Once again the death of the impact factor has been announced and as usual I wonder whether Mark Twain would mind his famous quote being misappropriated once again, that is, another death being greatly exaggerated.

While F1000 has always held the view that impact factor is not the best gauge of a paper’s worth, Richard has blogged about other options here and here so I won’t repeat his comments.

Walter Jensen tacked the BMJ opinion piece with the claim that PLoS I is  ‘the first publisher to implement article level metrics’. Make up your own mind as to whether anyone can ‘own’ ALM but rest assured that F1000 is working on new and better ways to gauge an individual paper’s worth, regardless of the journal it appears in.

***

Back to the ongoing David Nutt story and the Daily Mail have outdone themselves with a scary view into a world where only outlandish opinions, not facts, are taken seriously. There are more crazy ideas in this piece than in Nick Griffin’s head but these are worth highlighting:

The trouble with a ‘scientific’ argument, of course, is that it is not made in the real world, but in a laboratory by an unimaginative academic relying solely on empirical facts.

and

I am not suggesting that any British scientists are currently conducting experiments comparable to those which were allowed in Nazi Germany or in Soviet Russia.

Imagination? The writer AN Wilson obviously has an overactive one, which the online sub-editor tried to counter with the headline “Yes, scientists do much good”. It would have been better to stop after those words but the Mail knew some controversy would send the Twitter world crazy and supply Ben Goldacre and Charlie Brooker with easy targets for outrage. And we love them for it (Ben and Charlie, not the Mail).

The Mail has gradually taken elements off the page, such as a poorly thought-out poll ‘Should alcohol be classed more dangerous than ecstasy?’ and a picture of Adolf Hitler, as each item has been highlighted and derided in hundreds or maybe thousands of tweets.

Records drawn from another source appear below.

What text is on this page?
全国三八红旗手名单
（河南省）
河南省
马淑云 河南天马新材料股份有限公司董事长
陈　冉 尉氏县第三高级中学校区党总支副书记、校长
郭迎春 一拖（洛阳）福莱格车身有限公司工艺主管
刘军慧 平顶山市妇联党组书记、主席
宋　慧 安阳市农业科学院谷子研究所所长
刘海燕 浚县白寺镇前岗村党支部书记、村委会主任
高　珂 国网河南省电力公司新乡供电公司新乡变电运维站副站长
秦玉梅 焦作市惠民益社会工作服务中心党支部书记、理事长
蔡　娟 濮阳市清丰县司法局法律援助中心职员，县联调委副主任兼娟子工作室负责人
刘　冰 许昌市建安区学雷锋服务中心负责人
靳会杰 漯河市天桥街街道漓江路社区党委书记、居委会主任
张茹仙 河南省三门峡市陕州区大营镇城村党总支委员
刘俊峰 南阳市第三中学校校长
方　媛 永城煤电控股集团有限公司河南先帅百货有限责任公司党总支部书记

We were asked recently on Twitter whether we were embarrassed at having one of our stories covered by the Mail. And I said no because in that instance the subject matter was handled fairly well, it wasn’t treated hysterically, even though they did run it alongside a picture of Mylene Klass (I didn’t know she played piano despite all the paparazzi shots of her appearing in  London Lite). If they get the facts right and treat a story with respect, good on them but I just wish these bizarre opinion pieces and scare stories didn’t run in the same pages.